Costco’s stock may be down 12% this year as investors fret about growth slowing down after months of consumers stocking up during the COVID-19 pandemic, but it’s unlikely the usually strong market performer will stay stuck in neutral for too long.

That inevitability for Costco (COST) reflects several byproducts of the pandemic that play right into the hands of the warehouse giant’s very business model (and by extension, its bottom line), argues Wells Fargo analyst Edward Kelly. One is “robust” demand for single-family residences beginning last fall as people moved out of once crowded cities and into roomier rural areas. Costco stands to benefit greatly from that shift this year as its no frills stores are staples of the higher income rural areas families have migrated to, thus raising the likelihood of luring in new loyal members.

Meanwhile, there could be another wave of would-be rural Costco members waiting in the wings. A new poll run by Wells Fargo and Quicken show 37% of millennials surveyed plan to leave cities within the year (see below).

“While the market looks to be pricing in a reversion of consumer behavior, there should be some residual benefit. Dining at home should settle in above 2019 levels, as surveys support at least some permanent shift to working from home. De-urbanization looks real given the acceleration in single family home sales, interstate moving data, and well publicized consumer surveys. Costco is leveraged to both trends given heavy suburban weighting and high consumable mix,” Kelly explains.

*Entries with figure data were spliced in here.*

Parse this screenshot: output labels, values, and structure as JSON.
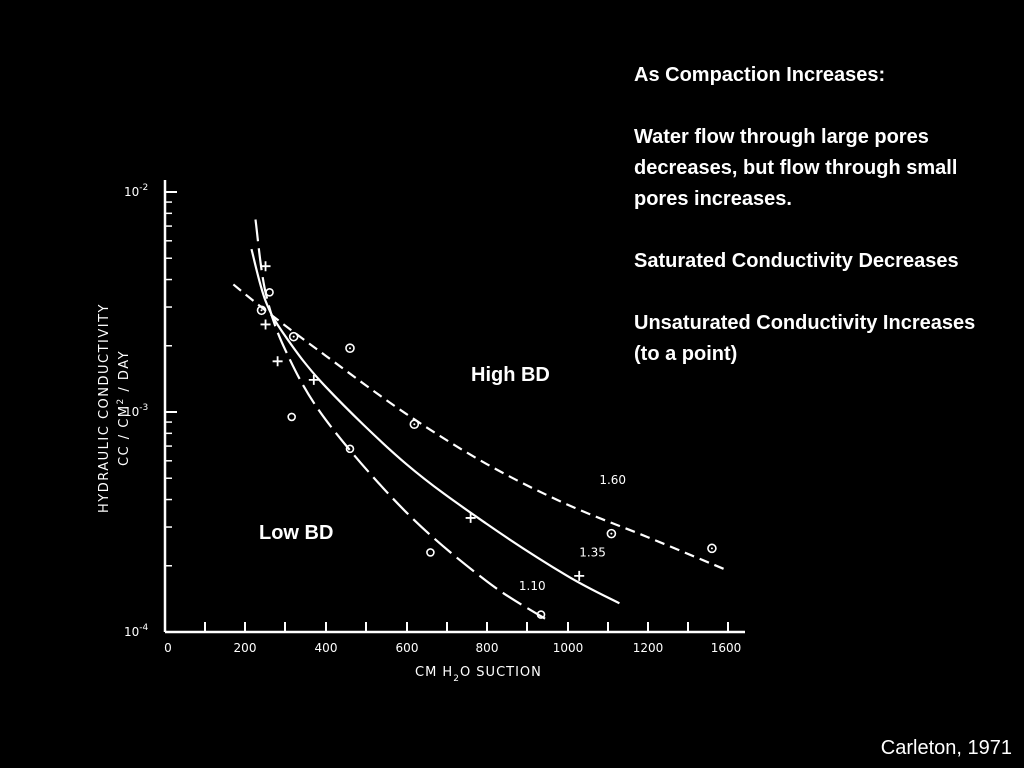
{
  "slide": {
    "heading": "As Compaction Increases:",
    "para1": "Water flow through large pores decreases, but flow through small pores increases.",
    "para2": "Saturated Conductivity Decreases",
    "para3": "Unsaturated Conductivity Increases (to a point)",
    "high_label": "High BD",
    "low_label": "Low BD",
    "credit": "Carleton, 1971"
  },
  "chart_data": {
    "type": "line",
    "ylabel_line1": "HYDRAULIC CONDUCTIVITY",
    "ylabel_line2": "CC / CM",
    "ylabel_sup": "2",
    "ylabel_line2b": "/ DAY",
    "xlabel_pre": "CM H",
    "xlabel_sub": "2",
    "xlabel_post": "O SUCTION",
    "x_ticks": [
      "0",
      "200",
      "400",
      "600",
      "800",
      "1000",
      "1200",
      "1600"
    ],
    "y_ticks": [
      {
        "base": "10",
        "exp": "-2"
      },
      {
        "base": "10",
        "exp": "-3"
      },
      {
        "base": "10",
        "exp": "-4"
      }
    ],
    "xlim": [
      0,
      1400
    ],
    "ylog": true,
    "ylim": [
      0.0001,
      0.01
    ],
    "series": [
      {
        "name": "1.60",
        "style": "short-dash",
        "x": [
          170,
          260,
          400,
          600,
          800,
          1000,
          1200,
          1400
        ],
        "y": [
          0.0038,
          0.0028,
          0.0018,
          0.00098,
          0.00058,
          0.00038,
          0.00027,
          0.00019
        ],
        "points": [
          [
            240,
            0.0029
          ],
          [
            320,
            0.0022
          ],
          [
            460,
            0.00195
          ],
          [
            620,
            0.00088
          ],
          [
            1110,
            0.00028
          ],
          [
            1360,
            0.00024
          ]
        ],
        "marker": "circle-dot"
      },
      {
        "name": "1.35",
        "style": "solid",
        "x": [
          215,
          250,
          300,
          400,
          600,
          800,
          1000,
          1130
        ],
        "y": [
          0.0055,
          0.0032,
          0.0022,
          0.0013,
          0.00058,
          0.00031,
          0.00018,
          0.000135
        ],
        "points": [
          [
            250,
            0.0046
          ],
          [
            250,
            0.0025
          ],
          [
            280,
            0.0017
          ],
          [
            370,
            0.0014
          ],
          [
            760,
            0.00033
          ],
          [
            1030,
            0.00018
          ]
        ],
        "marker": "plus"
      },
      {
        "name": "1.10",
        "style": "long-dash",
        "x": [
          225,
          250,
          300,
          400,
          600,
          800,
          945
        ],
        "y": [
          0.0075,
          0.0035,
          0.0019,
          0.00092,
          0.00035,
          0.00017,
          0.000115
        ],
        "points": [
          [
            260,
            0.0035
          ],
          [
            315,
            0.00095
          ],
          [
            460,
            0.00068
          ],
          [
            660,
            0.00023
          ],
          [
            935,
            0.00012
          ]
        ],
        "marker": "circle"
      }
    ]
  }
}
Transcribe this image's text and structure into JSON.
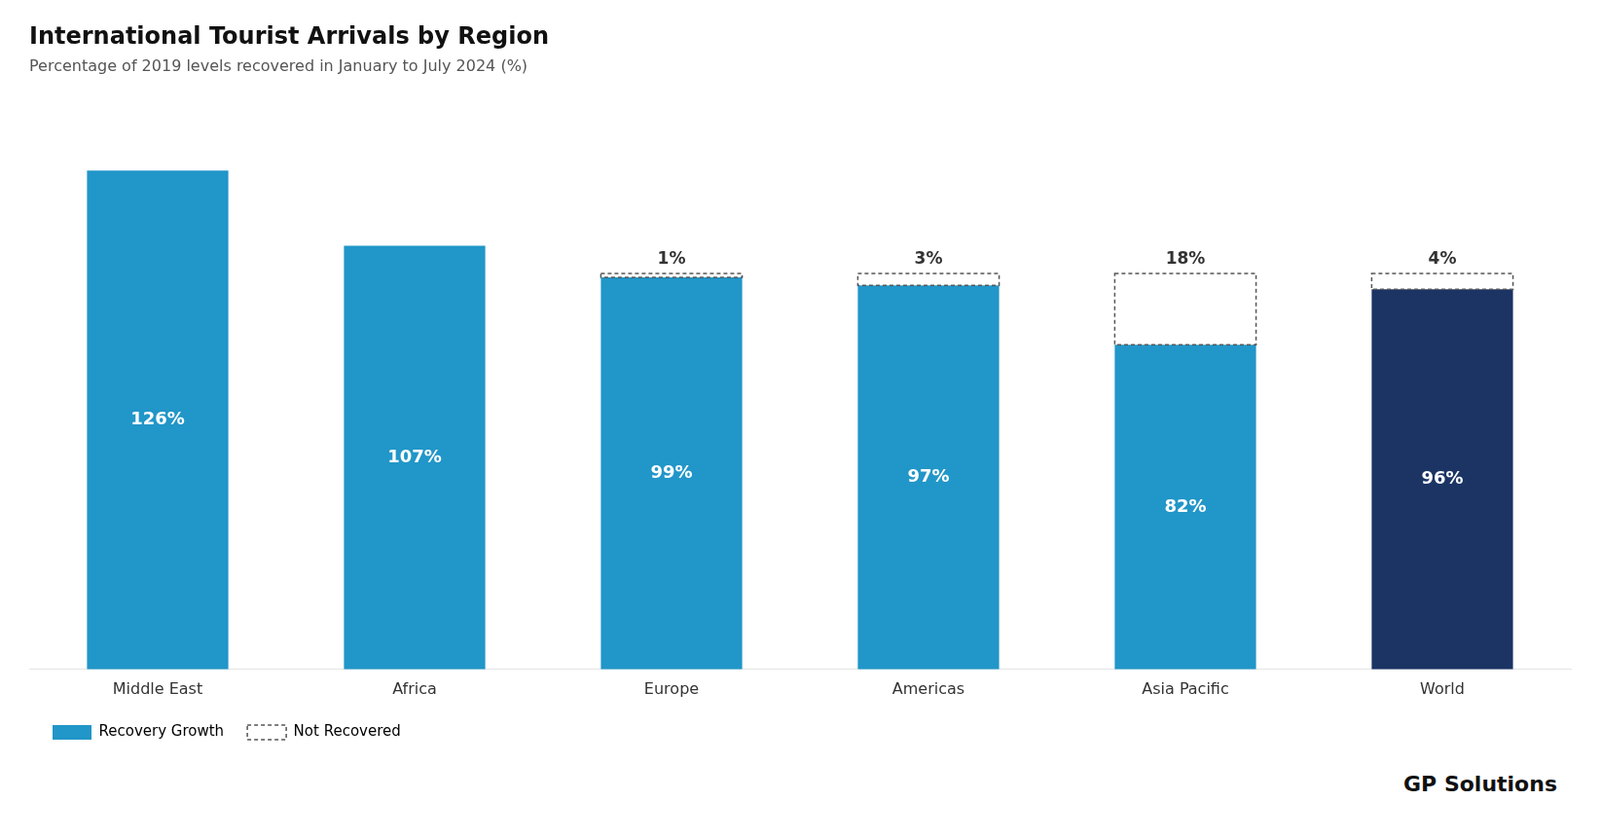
{
  "chart_data": {
    "type": "bar",
    "title": "International Tourist Arrivals by Region",
    "subtitle": "Percentage of 2019 levels recovered in January to July 2024 (%)",
    "categories": [
      "Middle East",
      "Africa",
      "Europe",
      "Americas",
      "Asia Pacific",
      "World"
    ],
    "series": [
      {
        "name": "Recovery Growth",
        "color": "#2196C8",
        "colors": [
          "#2196C8",
          "#2196C8",
          "#2196C8",
          "#2196C8",
          "#2196C8",
          "#1B3464"
        ],
        "values": [
          126,
          107,
          99,
          97,
          82,
          96
        ],
        "value_labels": [
          "126%",
          "107%",
          "99%",
          "97%",
          "82%",
          "96%"
        ]
      },
      {
        "name": "Not Recovered",
        "color": "#555555",
        "line_style": "dashed",
        "values": [
          0,
          0,
          1,
          3,
          18,
          4
        ],
        "value_labels": [
          null,
          null,
          "1%",
          "3%",
          "18%",
          "4%"
        ]
      }
    ],
    "stacked": true,
    "data_labels": true,
    "ylim": [
      0,
      145
    ],
    "grid": false,
    "tick_labels": "x",
    "legend": "bottom-left",
    "annotations": [
      "GP Solutions"
    ]
  }
}
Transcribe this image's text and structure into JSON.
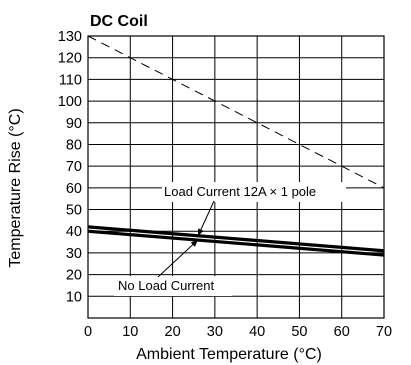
{
  "chart_data": {
    "type": "line",
    "title": "DC Coil",
    "xlabel": "Ambient Temperature (°C)",
    "ylabel": "Temperature Rise (°C)",
    "xlim": [
      0,
      70
    ],
    "ylim": [
      0,
      130
    ],
    "x_ticks": [
      "0",
      "10",
      "20",
      "30",
      "40",
      "50",
      "60",
      "70"
    ],
    "y_ticks": [
      "10",
      "20",
      "30",
      "40",
      "50",
      "60",
      "70",
      "80",
      "90",
      "100",
      "110",
      "120",
      "130"
    ],
    "grid": true,
    "series": [
      {
        "name": "Load Current 12A × 1 pole",
        "x": [
          0,
          70
        ],
        "y": [
          42,
          31
        ],
        "style": "thick",
        "color": "#000000"
      },
      {
        "name": "No Load Current",
        "x": [
          0,
          70
        ],
        "y": [
          40,
          29
        ],
        "style": "thick",
        "color": "#000000"
      },
      {
        "name": "",
        "x": [
          0,
          70
        ],
        "y": [
          130,
          60
        ],
        "style": "dashed",
        "color": "#000000"
      }
    ],
    "annotations": [
      {
        "text": "Load Current 12A × 1 pole",
        "target_series": 0,
        "arrow_to": [
          26,
          37.8
        ]
      },
      {
        "text": "No Load Current",
        "target_series": 1,
        "arrow_to": [
          26,
          36
        ]
      }
    ]
  }
}
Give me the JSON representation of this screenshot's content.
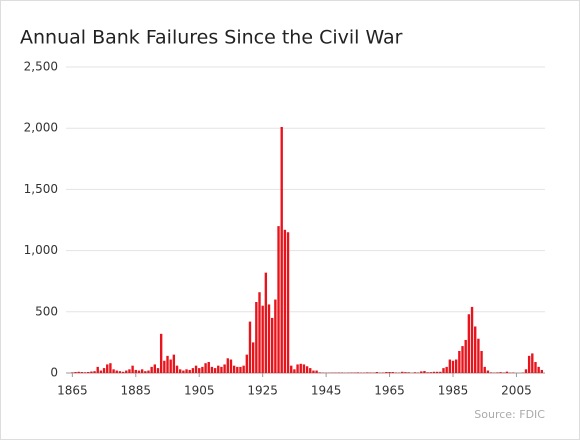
{
  "chart_data": {
    "type": "bar",
    "title": "Annual Bank Failures Since the Civil War",
    "x": [
      1865,
      1866,
      1867,
      1868,
      1869,
      1870,
      1871,
      1872,
      1873,
      1874,
      1875,
      1876,
      1877,
      1878,
      1879,
      1880,
      1881,
      1882,
      1883,
      1884,
      1885,
      1886,
      1887,
      1888,
      1889,
      1890,
      1891,
      1892,
      1893,
      1894,
      1895,
      1896,
      1897,
      1898,
      1899,
      1900,
      1901,
      1902,
      1903,
      1904,
      1905,
      1906,
      1907,
      1908,
      1909,
      1910,
      1911,
      1912,
      1913,
      1914,
      1915,
      1916,
      1917,
      1918,
      1919,
      1920,
      1921,
      1922,
      1923,
      1924,
      1925,
      1926,
      1927,
      1928,
      1929,
      1930,
      1931,
      1932,
      1933,
      1934,
      1935,
      1936,
      1937,
      1938,
      1939,
      1940,
      1941,
      1942,
      1943,
      1944,
      1945,
      1946,
      1947,
      1948,
      1949,
      1950,
      1951,
      1952,
      1953,
      1954,
      1955,
      1956,
      1957,
      1958,
      1959,
      1960,
      1961,
      1962,
      1963,
      1964,
      1965,
      1966,
      1967,
      1968,
      1969,
      1970,
      1971,
      1972,
      1973,
      1974,
      1975,
      1976,
      1977,
      1978,
      1979,
      1980,
      1981,
      1982,
      1983,
      1984,
      1985,
      1986,
      1987,
      1988,
      1989,
      1990,
      1991,
      1992,
      1993,
      1994,
      1995,
      1996,
      1997,
      1998,
      1999,
      2000,
      2001,
      2002,
      2003,
      2004,
      2005,
      2006,
      2007,
      2008,
      2009,
      2010,
      2011,
      2012,
      2013
    ],
    "values": [
      5,
      8,
      10,
      8,
      6,
      8,
      12,
      15,
      50,
      20,
      40,
      70,
      80,
      30,
      20,
      15,
      10,
      20,
      30,
      60,
      25,
      20,
      30,
      15,
      20,
      50,
      70,
      40,
      320,
      100,
      140,
      110,
      150,
      60,
      30,
      20,
      30,
      25,
      40,
      60,
      40,
      50,
      80,
      90,
      50,
      40,
      60,
      50,
      70,
      120,
      110,
      60,
      50,
      50,
      60,
      150,
      420,
      250,
      580,
      660,
      550,
      820,
      560,
      450,
      600,
      1200,
      2010,
      1170,
      1150,
      60,
      30,
      70,
      75,
      70,
      55,
      40,
      20,
      20,
      5,
      3,
      2,
      2,
      3,
      3,
      4,
      4,
      2,
      3,
      4,
      4,
      5,
      3,
      3,
      5,
      4,
      3,
      8,
      3,
      4,
      8,
      8,
      8,
      4,
      3,
      10,
      7,
      6,
      1,
      6,
      4,
      13,
      16,
      6,
      7,
      10,
      10,
      10,
      40,
      50,
      110,
      100,
      110,
      180,
      220,
      270,
      480,
      540,
      380,
      280,
      180,
      50,
      20,
      5,
      3,
      5,
      7,
      4,
      11,
      3,
      4,
      0,
      0,
      3,
      30,
      140,
      160,
      90,
      50,
      25
    ],
    "color": "#e8141c",
    "xlim": [
      1863,
      2014
    ],
    "xticks": [
      1865,
      1885,
      1905,
      1925,
      1945,
      1965,
      1985,
      2005
    ],
    "ylim": [
      0,
      2500
    ],
    "yticks": [
      0,
      {
        "value": 500,
        "label": "500"
      },
      {
        "value": 1000,
        "label": "1,000"
      },
      {
        "value": 1500,
        "label": "1,500"
      },
      {
        "value": 2000,
        "label": "2,000"
      },
      {
        "value": 2500,
        "label": "2,500"
      }
    ],
    "grid": true,
    "source": "Source: FDIC"
  }
}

Here comes a wave of new Costco members, probably.

Here comes a wave of new Costco members, probably.

Kelly upgraded his rating on Costco shares to Overweight from Equal-weight, citing these key trends. He also expects Costco to lifts it’s membership fees over the next 18-months, which could provide another major tailwind to profits.

To be sure, Costco has benefited strongly from de-urbanization and consumer stock-up amidst the pandemic.

For the 24-weeks ended Feb. 14, Costco added about $11.8 billion in total sales year-over-year. Operating profits increased nearly $450 million during that span. Exiting its most recent quarter, Costco boasted 108.3 million total cardholders compared to 107.1 million a year earlier.

“Certain retailers have permanently gained share [during the pandemic], and will not cede this share in CY21 and Costco is clearly a permanent share gainer given its appeal on quality, value and experience (in any environment), with strong momentum into calendar 2021,” wrote Barclays analyst Karen Short in a research note to clients.

Short reiterated her Overweight rating on Costco shares.